There are some schools she has heard of which she is interested in, but which are not on the Tuition Exchange Program. In those cases, we’ve explained to her, she’s welcome to pursue those schools if there’s a snowball’s chance in hell she can do as well as free. Who knows, she might end up at Duke or Cornell…but we’d rather not have her come out of school a hundred thousand dollars in debt. Not when I know people with master’s degrees working at Starbucks.

This whole thing has arrived way too soon for me. I’d like to have a few more months to process that we really are looking at colleges, and that soon my daughter won’t live here anymore. I can’t even begin to imagine our daily family life without her. Our relationship is complicated, but I will be sad beyond measure to have her away from us.

Time marches on, though, and therefore I’m up to my armpits in collegiate websites, checklists, and mailers. What I hope does not get lost in all of this is our family’s collective ability to take advantage of the two years we still have with her here, because our family will never be the same once kids start leaving.

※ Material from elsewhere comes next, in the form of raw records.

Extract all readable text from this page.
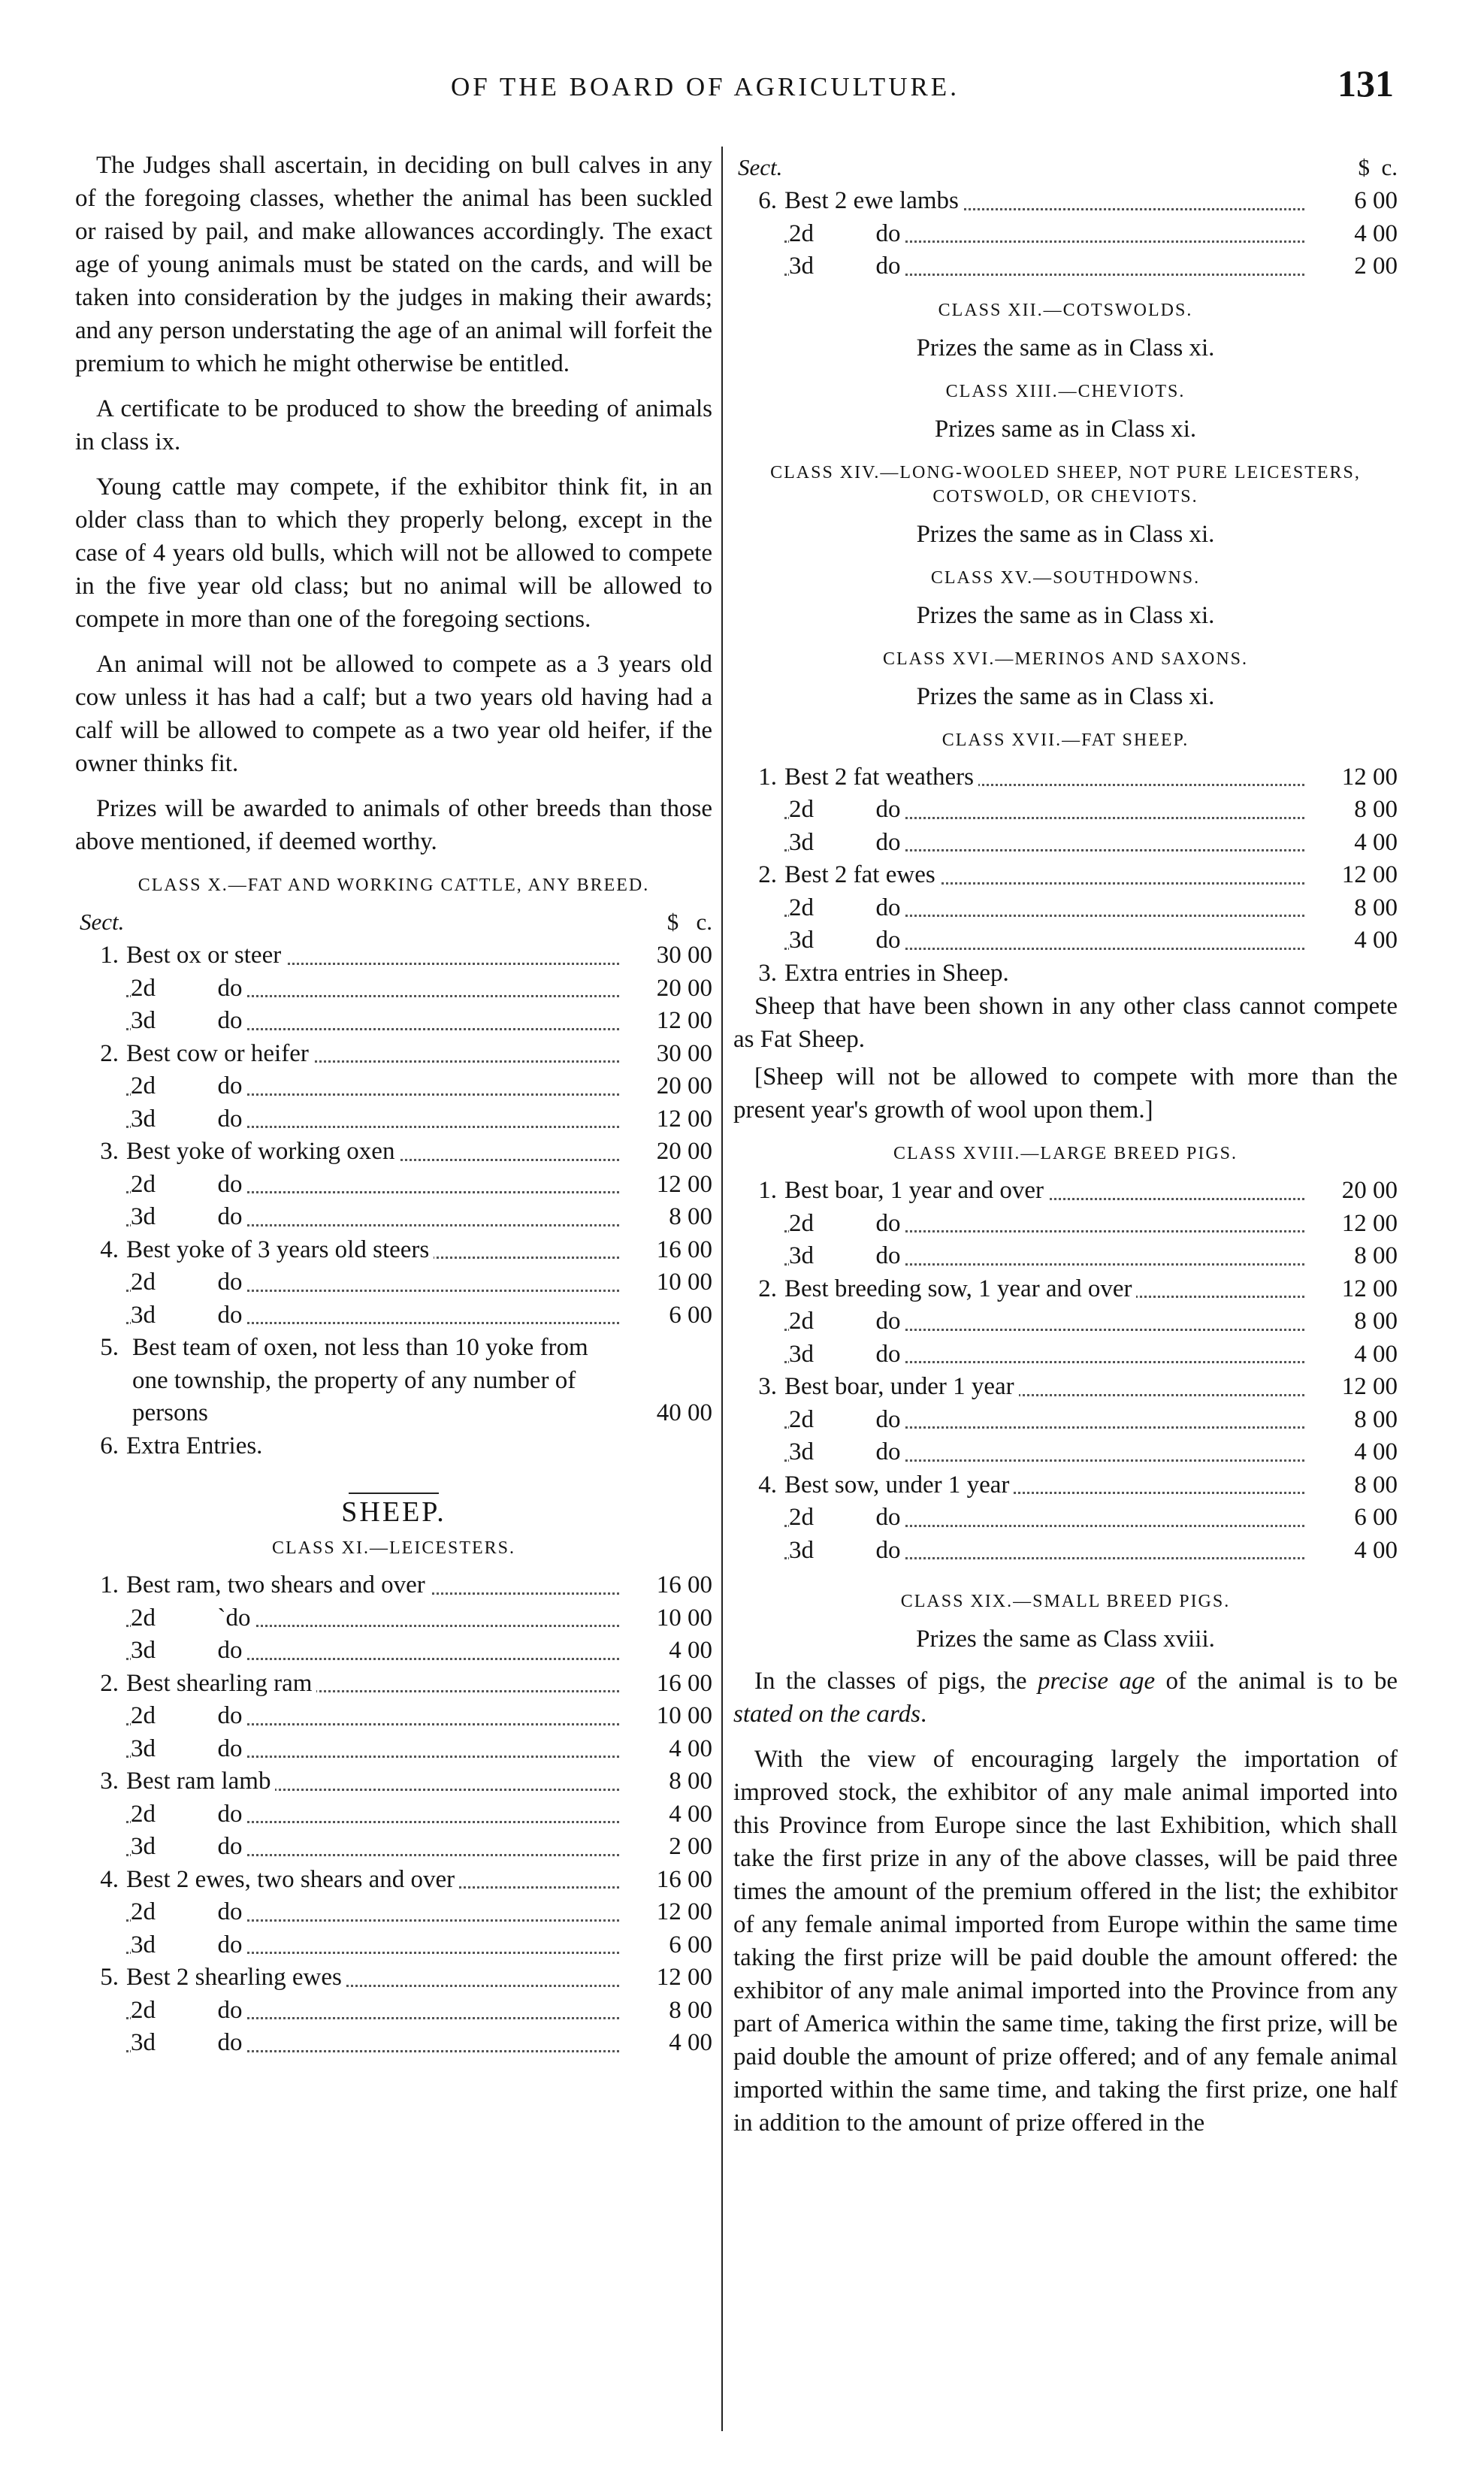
OF THE BOARD OF AGRICULTURE.	131

The Judges shall ascertain, in deciding on bull calves in any of the foregoing classes, whether the animal has been suckled or raised by pail, and make allowances accordingly. The exact age of young animals must be stated on the cards, and will be taken into consideration by the judges in making their awards; and any person understating the age of an animal will forfeit the premium to which he might otherwise be entitled.

A certificate to be produced to show the breeding of animals in class ix.

Young cattle may compete, if the exhibitor think fit, in an older class than to which they properly belong, except in the case of 4 years old bulls, which will not be allowed to compete in the five year old class; but no animal will be allowed to compete in more than one of the foregoing sections.

An animal will not be allowed to compete as a 3 years old cow unless it has had a calf; but a two years old having had a calf will be allowed to compete as a two year old heifer, if the owner thinks fit.

Prizes will be awarded to animals of other breeds than those above mentioned, if deemed worthy.

CLASS X.—FAT AND WORKING CATTLE, ANY BREED.
Sect.	$ c.
1. Best ox or steer	30 00
2d          do	20 00
3d          do	12 00
2. Best cow or heifer	30 00
2d          do	20 00
3d          do	12 00
3. Best yoke of working oxen	20 00
2d          do	12 00
3d          do	8 00
4. Best yoke of 3 years old steers	16 00
2d          do	10 00
3d          do	6 00
5. Best team of oxen, not less than 10 yoke from one township, the property of any number of persons	40 00
6. Extra Entries.
SHEEP.
CLASS XI.—LEICESTERS.
1. Best ram, two shears and over	16 00
2d          `do	10 00
3d          do	4 00
2. Best shearling ram	16 00
2d          do	10 00
3d          do	4 00
3. Best ram lamb	8 00
2d          do	4 00
3d          do	2 00
4. Best 2 ewes, two shears and over	16 00
2d          do	12 00
3d          do	6 00
5. Best 2 shearling ewes	12 00
2d          do	8 00
3d          do	4 00
Sect.	$ c.
6. Best 2 ewe lambs	6 00
2d          do	4 00
3d          do	2 00
CLASS XII.—COTSWOLDS.
Prizes the same as in Class xi.
CLASS XIII.—CHEVIOTS.
Prizes same as in Class xi.
CLASS XIV.—LONG-WOOLED SHEEP, NOT PURE LEICESTERS, COTSWOLD, OR CHEVIOTS.
Prizes the same as in Class xi.
CLASS XV.—SOUTHDOWNS.
Prizes the same as in Class xi.
CLASS XVI.—MERINOS AND SAXONS.
Prizes the same as in Class xi.
CLASS XVII.—FAT SHEEP.
1. Best 2 fat weathers	12 00
2d          do	8 00
3d          do	4 00
2. Best 2 fat ewes	12 00
2d          do	8 00
3d          do	4 00
3. Extra entries in Sheep.

Sheep that have been shown in any other class cannot compete as Fat Sheep.

[Sheep will not be allowed to compete with more than the present year's growth of wool upon them.]

CLASS XVIII.—LARGE BREED PIGS.
1. Best boar, 1 year and over	20 00
2d          do	12 00
3d          do	8 00
2. Best breeding sow, 1 year and over	12 00
2d          do	8 00
3d          do	4 00
3. Best boar, under 1 year	12 00
2d          do	8 00
3d          do	4 00
4. Best sow, under 1 year	8 00
2d          do	6 00
3d          do	4 00
CLASS XIX.—SMALL BREED PIGS.
Prizes the same as Class xviii.

In the classes of pigs, the precise age of the animal is to be stated on the cards.

With the view of encouraging largely the importation of improved stock, the exhibitor of any male animal imported into this Province from Europe since the last Exhibition, which shall take the first prize in any of the above classes, will be paid three times the amount of the premium offered in the list; the exhibitor of any female animal imported from Europe within the same time taking the first prize will be paid double the amount offered: the exhibitor of any male animal imported into the Province from any part of America within the same time, taking the first prize, will be paid double the amount of prize offered; and of any female animal imported within the same time, and taking the first prize, one half in addition to the amount of prize offered in the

I cried at the end of Barack Obama’s book, “The Audacity of Hope,” because he describes a dream in which his oldest daughter walks across the yard from him and gets older with each step, until she is at the other end of the yard, all grown up. I can relate. It’s less sad when you can’t see it happening day by day. But, as my daughter’s 16th birthday reminded us a couple weeks ago, it is happening no matter how we wish time would slow down.

I only hope I’m as ready for her adulthood as she is.